If you see or experience these signs of grief, you and/or other individuals must get the support needed to grieve in the most healthy way possible while still maintaining some normalcy. Be sure to:

  1. Offer a listening ear whenever possible. Don’t ask if they are okay because they aren’t; instead, ask if they would like to go for a walk, and if they talk great, and if they don’t, that is okay, too.

  2. Take projects off their plate when you see they are struggling, but be careful not to take something away from them that might be holding them together. It might be better to take off little chunks to help them complete tasks and feel successful.
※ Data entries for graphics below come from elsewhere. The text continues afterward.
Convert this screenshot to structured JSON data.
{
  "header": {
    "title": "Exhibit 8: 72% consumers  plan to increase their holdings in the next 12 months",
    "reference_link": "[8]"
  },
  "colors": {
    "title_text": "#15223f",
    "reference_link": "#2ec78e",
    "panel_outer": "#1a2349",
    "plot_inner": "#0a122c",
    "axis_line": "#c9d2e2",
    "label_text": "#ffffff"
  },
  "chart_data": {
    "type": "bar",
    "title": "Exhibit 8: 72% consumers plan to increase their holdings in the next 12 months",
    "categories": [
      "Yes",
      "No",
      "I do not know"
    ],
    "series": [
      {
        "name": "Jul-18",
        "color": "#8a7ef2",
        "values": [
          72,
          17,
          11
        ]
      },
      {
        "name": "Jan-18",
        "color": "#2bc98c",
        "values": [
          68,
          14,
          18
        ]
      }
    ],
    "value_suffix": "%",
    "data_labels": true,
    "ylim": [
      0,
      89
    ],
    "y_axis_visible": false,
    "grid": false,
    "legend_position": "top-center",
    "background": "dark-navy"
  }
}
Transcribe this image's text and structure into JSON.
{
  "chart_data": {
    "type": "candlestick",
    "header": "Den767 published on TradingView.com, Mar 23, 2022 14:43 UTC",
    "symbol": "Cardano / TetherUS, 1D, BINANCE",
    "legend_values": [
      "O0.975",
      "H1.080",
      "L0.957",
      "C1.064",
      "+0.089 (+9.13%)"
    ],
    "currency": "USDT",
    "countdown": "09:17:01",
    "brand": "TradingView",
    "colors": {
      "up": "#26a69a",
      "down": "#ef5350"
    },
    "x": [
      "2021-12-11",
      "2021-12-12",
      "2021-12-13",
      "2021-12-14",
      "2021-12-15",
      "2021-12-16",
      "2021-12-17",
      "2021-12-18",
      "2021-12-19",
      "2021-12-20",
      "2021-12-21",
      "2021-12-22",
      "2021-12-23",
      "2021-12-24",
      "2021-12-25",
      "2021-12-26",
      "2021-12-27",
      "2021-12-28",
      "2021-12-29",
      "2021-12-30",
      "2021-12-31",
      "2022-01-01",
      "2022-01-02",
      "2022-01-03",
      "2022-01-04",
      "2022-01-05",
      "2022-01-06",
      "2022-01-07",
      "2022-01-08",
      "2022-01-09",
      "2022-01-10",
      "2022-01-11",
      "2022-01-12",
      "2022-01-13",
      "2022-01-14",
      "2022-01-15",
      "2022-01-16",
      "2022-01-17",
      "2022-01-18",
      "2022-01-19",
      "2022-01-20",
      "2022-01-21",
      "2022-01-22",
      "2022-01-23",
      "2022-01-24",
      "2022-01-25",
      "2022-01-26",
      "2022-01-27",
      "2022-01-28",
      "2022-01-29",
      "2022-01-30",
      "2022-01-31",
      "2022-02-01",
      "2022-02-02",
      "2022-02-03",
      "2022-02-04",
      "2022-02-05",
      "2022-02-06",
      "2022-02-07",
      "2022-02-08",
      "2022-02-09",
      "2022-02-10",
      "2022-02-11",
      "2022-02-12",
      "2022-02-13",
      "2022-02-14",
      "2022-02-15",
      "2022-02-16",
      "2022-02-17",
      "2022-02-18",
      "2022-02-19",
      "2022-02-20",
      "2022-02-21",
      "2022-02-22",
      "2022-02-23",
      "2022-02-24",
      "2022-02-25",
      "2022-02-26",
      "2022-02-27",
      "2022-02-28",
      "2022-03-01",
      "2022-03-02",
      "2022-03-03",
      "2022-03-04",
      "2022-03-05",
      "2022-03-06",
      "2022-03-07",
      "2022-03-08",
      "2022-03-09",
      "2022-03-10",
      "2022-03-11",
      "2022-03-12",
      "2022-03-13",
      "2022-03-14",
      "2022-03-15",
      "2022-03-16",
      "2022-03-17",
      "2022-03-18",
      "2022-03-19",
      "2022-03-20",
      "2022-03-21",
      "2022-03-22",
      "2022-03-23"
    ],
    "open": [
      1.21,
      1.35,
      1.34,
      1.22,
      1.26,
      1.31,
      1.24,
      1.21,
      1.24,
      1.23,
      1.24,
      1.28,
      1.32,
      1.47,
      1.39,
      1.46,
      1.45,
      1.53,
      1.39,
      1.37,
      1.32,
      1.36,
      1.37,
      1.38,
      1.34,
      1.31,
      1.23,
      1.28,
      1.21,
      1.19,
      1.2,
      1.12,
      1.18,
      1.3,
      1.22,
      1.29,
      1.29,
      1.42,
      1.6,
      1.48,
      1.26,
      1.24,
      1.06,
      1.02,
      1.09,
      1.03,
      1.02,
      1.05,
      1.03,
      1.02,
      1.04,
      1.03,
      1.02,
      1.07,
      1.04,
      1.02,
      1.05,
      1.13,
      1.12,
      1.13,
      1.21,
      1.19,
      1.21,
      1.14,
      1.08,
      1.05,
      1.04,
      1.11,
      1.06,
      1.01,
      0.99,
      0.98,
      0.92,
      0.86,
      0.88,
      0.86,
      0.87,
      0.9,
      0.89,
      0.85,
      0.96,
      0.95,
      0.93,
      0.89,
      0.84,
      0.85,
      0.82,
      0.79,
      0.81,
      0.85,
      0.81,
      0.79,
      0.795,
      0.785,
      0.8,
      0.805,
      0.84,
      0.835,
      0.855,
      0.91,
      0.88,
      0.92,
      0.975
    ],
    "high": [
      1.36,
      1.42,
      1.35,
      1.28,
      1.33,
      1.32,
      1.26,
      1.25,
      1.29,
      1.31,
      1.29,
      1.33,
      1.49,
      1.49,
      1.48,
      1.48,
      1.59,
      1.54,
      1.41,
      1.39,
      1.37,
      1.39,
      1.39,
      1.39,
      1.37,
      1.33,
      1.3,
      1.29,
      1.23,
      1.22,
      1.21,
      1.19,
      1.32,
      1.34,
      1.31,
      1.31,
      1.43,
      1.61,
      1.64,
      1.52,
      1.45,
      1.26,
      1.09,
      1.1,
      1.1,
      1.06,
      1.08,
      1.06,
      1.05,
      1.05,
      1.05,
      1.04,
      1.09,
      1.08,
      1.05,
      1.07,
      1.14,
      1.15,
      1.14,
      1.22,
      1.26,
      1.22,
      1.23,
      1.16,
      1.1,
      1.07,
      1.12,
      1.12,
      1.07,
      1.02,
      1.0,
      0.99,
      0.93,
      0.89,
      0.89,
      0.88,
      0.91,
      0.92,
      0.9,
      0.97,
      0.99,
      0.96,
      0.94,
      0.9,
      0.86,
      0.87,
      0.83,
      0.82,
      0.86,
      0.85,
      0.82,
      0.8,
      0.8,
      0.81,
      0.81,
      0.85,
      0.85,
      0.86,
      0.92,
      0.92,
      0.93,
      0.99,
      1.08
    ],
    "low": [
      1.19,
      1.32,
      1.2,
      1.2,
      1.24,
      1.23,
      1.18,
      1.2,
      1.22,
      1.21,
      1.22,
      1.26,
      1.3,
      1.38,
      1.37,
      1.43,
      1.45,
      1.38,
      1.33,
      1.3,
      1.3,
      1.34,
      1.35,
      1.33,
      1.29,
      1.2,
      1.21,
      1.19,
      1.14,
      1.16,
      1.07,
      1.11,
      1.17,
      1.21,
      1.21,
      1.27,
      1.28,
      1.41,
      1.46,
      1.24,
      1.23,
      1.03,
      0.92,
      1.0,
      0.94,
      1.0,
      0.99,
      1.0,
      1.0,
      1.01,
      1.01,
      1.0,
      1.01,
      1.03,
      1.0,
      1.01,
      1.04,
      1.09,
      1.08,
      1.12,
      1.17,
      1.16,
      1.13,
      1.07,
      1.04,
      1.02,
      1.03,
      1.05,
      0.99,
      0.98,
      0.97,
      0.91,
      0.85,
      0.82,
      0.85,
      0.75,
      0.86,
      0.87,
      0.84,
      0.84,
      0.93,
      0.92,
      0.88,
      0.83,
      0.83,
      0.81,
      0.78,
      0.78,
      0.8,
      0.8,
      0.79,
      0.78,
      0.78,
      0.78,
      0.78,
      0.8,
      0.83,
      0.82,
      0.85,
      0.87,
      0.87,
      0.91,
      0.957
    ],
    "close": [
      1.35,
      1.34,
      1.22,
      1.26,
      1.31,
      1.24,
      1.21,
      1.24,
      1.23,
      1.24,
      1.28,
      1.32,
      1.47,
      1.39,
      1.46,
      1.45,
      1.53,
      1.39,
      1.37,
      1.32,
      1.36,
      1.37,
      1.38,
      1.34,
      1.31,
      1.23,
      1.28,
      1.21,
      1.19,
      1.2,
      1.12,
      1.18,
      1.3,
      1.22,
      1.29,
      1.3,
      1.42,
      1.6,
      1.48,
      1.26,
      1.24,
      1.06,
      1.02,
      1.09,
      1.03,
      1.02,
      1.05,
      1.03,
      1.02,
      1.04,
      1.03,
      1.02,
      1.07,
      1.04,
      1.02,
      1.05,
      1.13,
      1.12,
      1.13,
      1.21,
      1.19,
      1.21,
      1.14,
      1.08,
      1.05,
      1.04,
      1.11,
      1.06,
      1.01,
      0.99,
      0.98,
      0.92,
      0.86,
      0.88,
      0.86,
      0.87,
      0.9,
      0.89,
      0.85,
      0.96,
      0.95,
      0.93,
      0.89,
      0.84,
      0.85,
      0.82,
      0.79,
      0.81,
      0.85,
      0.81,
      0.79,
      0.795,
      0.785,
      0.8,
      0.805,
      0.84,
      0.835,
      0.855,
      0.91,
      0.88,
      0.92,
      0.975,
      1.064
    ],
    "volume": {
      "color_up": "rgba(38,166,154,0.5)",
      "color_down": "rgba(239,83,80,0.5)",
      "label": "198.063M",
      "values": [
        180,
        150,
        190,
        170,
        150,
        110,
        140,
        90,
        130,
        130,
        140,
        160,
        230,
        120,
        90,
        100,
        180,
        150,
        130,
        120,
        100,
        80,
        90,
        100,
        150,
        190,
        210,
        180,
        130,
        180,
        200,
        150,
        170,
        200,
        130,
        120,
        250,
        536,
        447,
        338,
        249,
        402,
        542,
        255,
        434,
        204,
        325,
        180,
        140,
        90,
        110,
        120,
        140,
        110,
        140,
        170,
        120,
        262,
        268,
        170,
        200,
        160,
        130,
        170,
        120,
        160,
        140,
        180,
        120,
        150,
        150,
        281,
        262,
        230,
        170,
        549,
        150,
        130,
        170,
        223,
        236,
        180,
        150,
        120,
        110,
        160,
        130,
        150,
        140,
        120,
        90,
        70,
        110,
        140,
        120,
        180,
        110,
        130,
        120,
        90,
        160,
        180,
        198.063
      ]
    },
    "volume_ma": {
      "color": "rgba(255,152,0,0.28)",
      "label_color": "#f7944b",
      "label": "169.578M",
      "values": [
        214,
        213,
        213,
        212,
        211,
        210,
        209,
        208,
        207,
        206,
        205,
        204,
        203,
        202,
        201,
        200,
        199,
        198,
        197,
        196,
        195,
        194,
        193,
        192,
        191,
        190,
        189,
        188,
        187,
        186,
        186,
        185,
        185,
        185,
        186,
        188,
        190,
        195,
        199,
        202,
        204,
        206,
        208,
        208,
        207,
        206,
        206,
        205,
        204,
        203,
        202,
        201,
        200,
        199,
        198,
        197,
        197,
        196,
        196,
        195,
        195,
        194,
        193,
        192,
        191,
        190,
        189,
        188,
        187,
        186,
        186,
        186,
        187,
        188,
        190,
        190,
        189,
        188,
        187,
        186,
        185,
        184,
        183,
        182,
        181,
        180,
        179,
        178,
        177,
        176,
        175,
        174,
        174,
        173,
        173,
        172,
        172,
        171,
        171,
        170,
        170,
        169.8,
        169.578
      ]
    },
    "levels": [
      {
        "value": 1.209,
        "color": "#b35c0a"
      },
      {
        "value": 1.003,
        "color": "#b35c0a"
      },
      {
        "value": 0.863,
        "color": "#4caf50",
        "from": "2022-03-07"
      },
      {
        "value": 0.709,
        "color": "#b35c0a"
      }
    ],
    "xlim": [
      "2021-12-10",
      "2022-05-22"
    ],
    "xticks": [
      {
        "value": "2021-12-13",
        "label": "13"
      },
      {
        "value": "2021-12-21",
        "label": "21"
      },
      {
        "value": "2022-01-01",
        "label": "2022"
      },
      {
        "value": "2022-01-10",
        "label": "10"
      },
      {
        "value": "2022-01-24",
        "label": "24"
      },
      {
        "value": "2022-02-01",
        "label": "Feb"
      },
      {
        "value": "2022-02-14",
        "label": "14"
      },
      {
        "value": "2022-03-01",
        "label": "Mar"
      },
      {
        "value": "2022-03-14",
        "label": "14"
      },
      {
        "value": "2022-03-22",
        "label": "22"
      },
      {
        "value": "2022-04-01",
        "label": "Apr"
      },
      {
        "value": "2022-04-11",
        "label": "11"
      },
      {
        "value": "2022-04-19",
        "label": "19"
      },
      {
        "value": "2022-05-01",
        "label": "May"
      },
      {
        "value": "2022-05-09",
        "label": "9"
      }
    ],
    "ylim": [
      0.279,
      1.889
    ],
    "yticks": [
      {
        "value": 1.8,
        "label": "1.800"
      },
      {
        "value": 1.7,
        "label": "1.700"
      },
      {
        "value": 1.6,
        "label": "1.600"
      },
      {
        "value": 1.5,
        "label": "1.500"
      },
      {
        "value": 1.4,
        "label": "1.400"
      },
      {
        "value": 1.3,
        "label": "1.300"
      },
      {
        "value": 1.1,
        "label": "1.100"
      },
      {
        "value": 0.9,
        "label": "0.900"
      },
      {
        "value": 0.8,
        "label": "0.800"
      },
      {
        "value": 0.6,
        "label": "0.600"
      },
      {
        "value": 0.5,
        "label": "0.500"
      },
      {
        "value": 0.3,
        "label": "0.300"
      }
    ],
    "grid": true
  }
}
  3. Don’t try to turn their negatives into positives. If their outlook is bad, let them have time to vent. Then present the facts in a neutral manner that doesn’t make them feel guilty for being human.

  4. Invite them to participate even if you know they are going to say no. It still feels good to know people care and want you to be there even when you don’t feel like it.

  5. If you are the boss, offer additional time off. Sometimes just knowing you have that extra support can be a game-changer.

  6. Help them to take breaks by inviting them for a coffee break or snack break. Working for shorter bits of time can help them focus on tasks when they are working.

  7. Give them grace when they break down in tears or have fits of anger. Remind them that they are only human, that there is no harm in that, and that you forgive them. Remind them that you are there for them and on their team.

How to cope at work when you are the one grieving

If you are grieving, sometimes work is the best thing for you. For others, it may be difficult to even get out of bed for a while. Whatever your reaction, make sure you honor and validate that reaction and give yourself what you need to manage the treacherous terrain of grief. Also, consider:

  1. Work in small increments.

  2. Turn down new, stressful projects even though you want a distraction (of course, you know yourself, it that is what you need to move forward then by all means.

  3. Give yourself grace, and don’t beat yourself up when you lose your cool or have a meltdown.

  4. Take days off when you need them.

  5. Practice self-care, mentally and physically (try to exercise and eat healthy foods).

  6. Be mindful of your physical health.

  7. Ask for later start times or to leave early for a while. There will be many nights where you don’t sleep, and being able to come in late or go early will be critical to your wellness.

What to say

One of the most challenging aspects of grief is knowing what to say to someone who has experienced a loss! Sometimes we avoid saying anything or avoiding the person altogether, which can contribute to their feelings of isolation. That is the last thing we want. Instead, go up to them and say,

“I am so glad you are here. What can I do for you?”

“I heard about your loss, and I am so sorry. Is there anything I can do?”

“I can’t imagine how you must be feeling. I just want you to know I am here if you need someone to talk to or need anything at all.”

Grief is part of the human experience. We can’t avoid it, obviously, but it is one of those things that most of us are not particularly good at handling. Remembering to be compassionate with yourself and others will go a long way in helping others heal in their own time and own way. And, by putting yourself in another’s shoes and being prepared ahead of time, you can navigate these situations in kind and thoughtful ways.